Anderson and colleagues are now working on making the system even more specific. To ensure that the bacteria invade only tumor cells, they will create a genetic mechanism that allows the invasin protein to be expressed only when two conditions are met, such as when both the oxygen and lactic acid concentrations are at a certain level. Essentially, it’s a genetic version of what’s known in engineering terms as an AND gate – a regulatory circuit that’s turned on only if two conditions are met.

“By using multiple cues, we can garner a great deal of specificity,” says Adam Arkin, a bioengineer at UCB and the Lawrence Berkeley National Laboratory, a TR100 recipient in 1999, and one of the senior scientists on the project. “After the bacteria sense the cues, they turn on the rest of the apparatus to do the job.”

The last step, which the biologists haven’t yet started, will be to engineer the bacteria to produce an enzyme that converts a drug precursor into a cancer-killing compound. The patient would take a pill containing the precursor, which would be converted into the active drug only inside the bacterially infected cancer cells.

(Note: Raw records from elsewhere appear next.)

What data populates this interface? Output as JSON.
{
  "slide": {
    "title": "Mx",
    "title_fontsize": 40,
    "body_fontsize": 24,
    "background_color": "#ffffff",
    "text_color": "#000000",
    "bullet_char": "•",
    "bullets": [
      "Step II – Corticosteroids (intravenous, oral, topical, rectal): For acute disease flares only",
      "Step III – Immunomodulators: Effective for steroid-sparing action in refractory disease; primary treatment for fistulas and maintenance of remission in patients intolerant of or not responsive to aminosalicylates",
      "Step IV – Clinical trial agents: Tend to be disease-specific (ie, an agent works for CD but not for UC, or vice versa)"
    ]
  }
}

“The bacteria are engineered to sense cells and then invade – that’s a unique demonstration of what you can do by programming cells,” says James Collins, a biomedical engineer at Boston University (who was not involved in the project).

Anderson and colleagues still face many technical and safety hurdles before they have a viable bacterial cancer treatment. For example, the human immune system attacks bacteria when they’re injected into the bloodstream. So the researchers engineered the bacteria to produce a special lipid coating that makes the organism invisible to part of the immune system.

The team is also designing a series of safeguards into the system. Patients could develop sepsis, for example, if the bacteria reproduced too quickly in the blood. Previous research has shown that bacteria need iron from human blood to grow and reproduce. So the scientists deleted a certain gene that allows the organisms to extract iron from the blood, which should drastically limit bacterial growth inside the body.

While the idea of bacterial therapies may sound highly experimental – and even frightening – it has existed for at least a century, and it’s already been put into practice. The Bacillus Calmette-Guerin (BCG) vaccine, a preventative treatment for tuberculosis made from a live but weakened version of the tuberculosis bacterium, is also effective in treating bladder cancer when injected directly into the bladder. Use of this therapy, however, is limited to cancers lining the surface of the bladder, because the bacteria can easily access these cancer cells.

In addition, some strains of bacteria have a natural affinity for tumor cells, a quality that scientists have tried to take advantage of when designing new therapies. Vion Pharmaceuticals, based in New Haven, CT, is developing a cancer treatment centered on the salmonella bacteria, which have this property. Anderson’s bacteria work differently, though: they actively target tumor cells through the invasin protein, rather than relying on the bacteria’s natural mechanism, and therefore may be less sensitive to differences in tumor types.

Still, the latest work is likely to require a lot of scrutiny from the Food and Drug Administration. Anderson emphasizes that, at least at first, these bacteria would be given only to people who’ve failed to benefit from other treatments.